Matt informed Paul, our leader today that one of the partners, Dave, the more sober of the two, ambled into our bullpen last week, just before the weekend and engaged us in a rather lengthy stroll into esoterica surrounding the Pig. Matt suggested that it was the end of the week, and that Dave may have been drunk, but the greater surprise was that I was the main contributor to Dave’s dialogue about the current placement of the Pig.
This is true.
The Office is the experience where small is big, big is negligible, lame is funny, funny is inappropriate. The receptionist just peeked over the screen and whispered, “I got a new name for you – it’s Poindexter.” Nothing to do with anything.

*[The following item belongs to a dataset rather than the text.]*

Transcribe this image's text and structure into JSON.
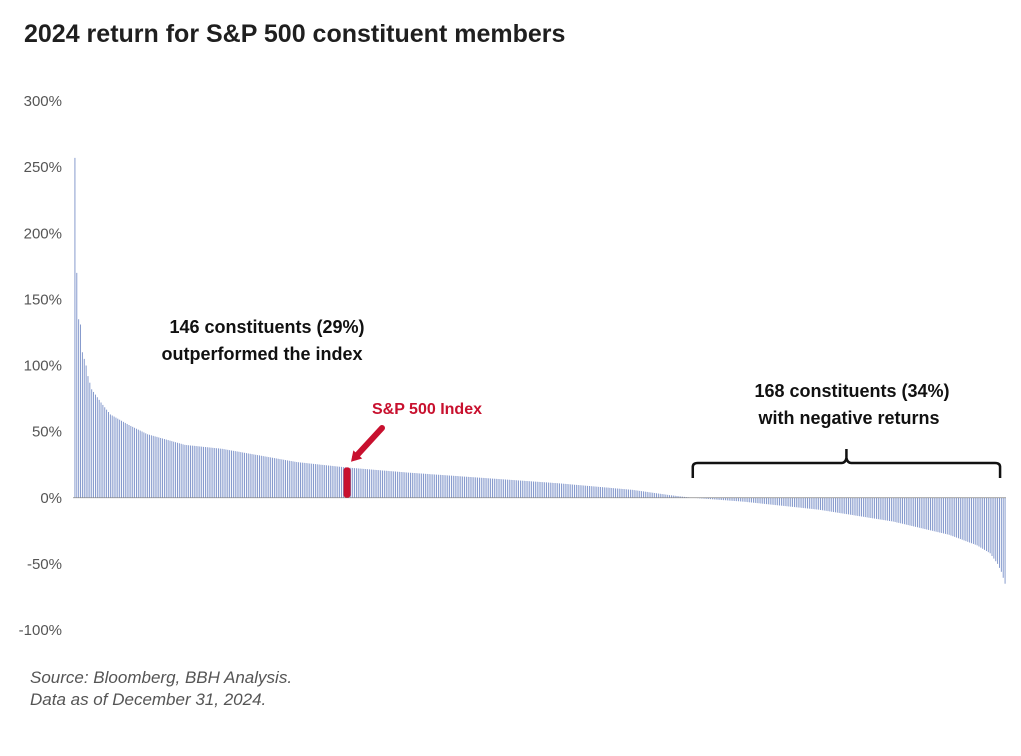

I’m not wearing glasses, don’t have a funny sweater on, and when last I checked, I still don’t look like the Japanese guy, Toshiro Takashi on Revenge of the Nerds.
If this statement were made to me at a cocktail party, I would smile and note it silently to myself, remembering never to make the mistake of befriending that person, ever. Since this happened at work, while at my desk, I mustered a very generous laugh, displaying my gorgeous uvula to the receptionist. Another fine example of how the Office can convert lame to funny.

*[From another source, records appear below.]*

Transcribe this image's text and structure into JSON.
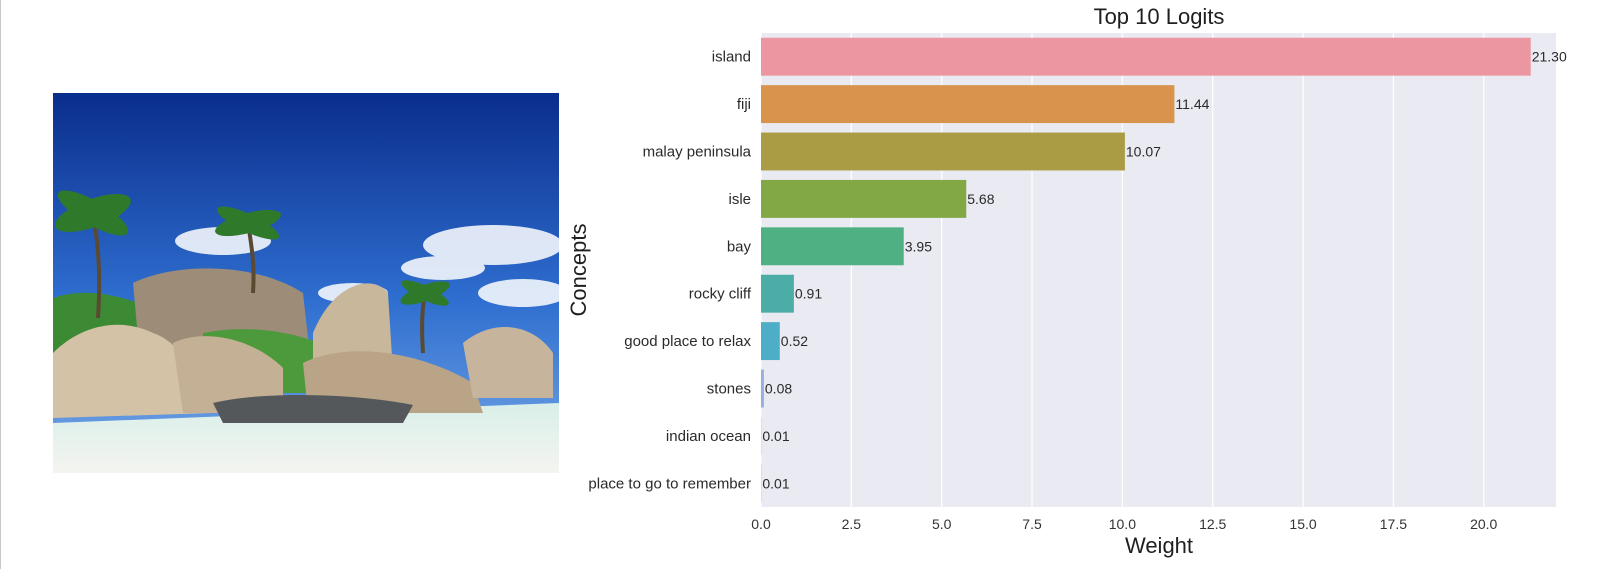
{
  "chart_data": {
    "type": "bar",
    "orientation": "horizontal",
    "title": "Top 10 Logits",
    "xlabel": "Weight",
    "ylabel": "Concepts",
    "xlim": [
      0,
      22
    ],
    "xticks": [
      "0.0",
      "2.5",
      "5.0",
      "7.5",
      "10.0",
      "12.5",
      "15.0",
      "17.5",
      "20.0"
    ],
    "grid": true,
    "categories": [
      "island",
      "fiji",
      "malay peninsula",
      "isle",
      "bay",
      "rocky cliff",
      "good place to relax",
      "stones",
      "indian ocean",
      "place to go to remember"
    ],
    "values": [
      21.3,
      11.44,
      10.07,
      5.68,
      3.95,
      0.91,
      0.52,
      0.08,
      0.01,
      0.01
    ],
    "value_labels": [
      "21.30",
      "11.44",
      "10.07",
      "5.68",
      "3.95",
      "0.91",
      "0.52",
      "0.08",
      "0.01",
      "0.01"
    ],
    "colors": [
      "#ec96a1",
      "#d8944c",
      "#aa9c44",
      "#81a844",
      "#4fb084",
      "#4caca6",
      "#4eaec8",
      "#98aedf",
      "#cbb0e6",
      "#e2a8cc"
    ],
    "background": "#eaeaf2",
    "gridline_color": "#ffffff"
  },
  "photo": {
    "sky_top": "#0b2f8f",
    "sky_bottom": "#3f7fd6",
    "sand": "#eef1ec",
    "rock": "#c9b79c",
    "foliage": "#3d8a34"
  }
}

Recently, the team that brought me my privacy screen decided to adorn the screen with the Pig - the sculpture that has watched over me for the last four years in my previous location. It is a stainless steel mirror cut in the shape of Piglet of Winnie the Pooh. In the old space, many years ago, it was mounted over my desk as a quick method for viewing similar sculptures. This sculpture was rejected for several reasons and had been allowed to stand guard at my desk.
Over the years, it has sustained many injuries. It's most significant defacing occurred when it was used as a test to see the effects of nickel-plating on stainless steel. It now looks like a burn victim, with a deeply etched chemical scar running the length of its face. One side is stainless, the other side is sad. And since it takes an hour to clean, I have allowed years of fingerprints on its surface to accumulate and further degrade its luster.
This Pig is the perfect friend - always soldiering on despite your lack of concern.
On Thursday, Dave swaggered into our corral to talk specifically about its haphazard placement not befitting of the venerable Pig. In an office, the daytime inmates are starved for any conversation so this single statement led to a very long conversation involving all members of the team, with me at the head.
Dave: Don’t you think that it seems rather sad how it’s perched on the screen there?
Employee 835: What’s worse is that I only see the top of its little head.
Dave: And I’m not so sure that I like it reflecting back on Ben.
And this conversation, which made the News Hour with Jim Lehrer look like Springer, carried us almost into the end of the day. It gave me numerous opportunities to showcase my part in office history, pointing, gesticulating, and telling story after story of the Pig’s heroic moves from one office to another, starting with Dave’s desk, back before he was Partner and it’s ultimate role as my adoptive guardian.
The miracle of offices is that the most self-indulgent of conversations can be so fascinating to others who would otherwise give half a rat shit in the outside world. Because members of my team can stay on YouTube for very short bursts, this reciprocal phone book recitation that occurred between Dave and myself provided them with much more excitement than that overweight black guy who raps about the Indoor Flea Market.
There was a time when I felt that it was my job to care about all the things that I could pile onto my caring wheel barrow. My efforts now seem to be concerned with not hurting anyone, or maybe even just showing up on time. I had been making more of an effort lately across the board, but not on Pig day. I chose not to get out of bed at 5:30 am as usual. Instead I got out of bed at 9:20 am. I arrived at 10:15. I listened to the NPR affiliate music program. I could barely hear a thing because the windows were fully opened, and my focus was on making the guy in the 2003 Lexus IS300 fall in love with me. My throat was scratchy because I had a gyro the night before, with tzatziki. The dairy really clogged up my nasal passages and gave me a good helping of post-nasal drip. I played up my concern for my health. Although I came in more than three hours late, the day just dragged, and I couldn’t even find the enthusiasm to spank it on the internet.
This Pig talk came at a perfect time in my desire to be better. I don't really care where the Pig goes, but it's the office where small becomes huge. One of my more subtle talents is the ability to commit to any conversation re The Vapid in the way Meryl Streep can commit to the role of a Rabbi in Queens. You should see her play a rabbi. I showed caring that afternoon. I showed commitment. I spoke as if narrating a documentary on the History Channel of the Pig's provenance. As Dave dismissed me in his usual way, I matched his notes with perfect, gentlemanly one-up-manship. This was one of our best tête-à-tête’s in the years I’d been here. I sensed Dave preparing for his final words - and as the visitor to our pen, he was entitled to the last word – and I wound up my lungs.
What Dave said as he exited the room was tremendously forgettable, as was the content of our entire conversation, but in the spirit of commitment, to showing my caring teeth, I gave it my best, most humor-inappropriate belly laugh, allowing this most enthralling volley of office humor to expose my beautiful, howling tonsils.
Today, Dawn cc’d me on an email. She issued a work order to have the Pig moved above my desk, per Dave.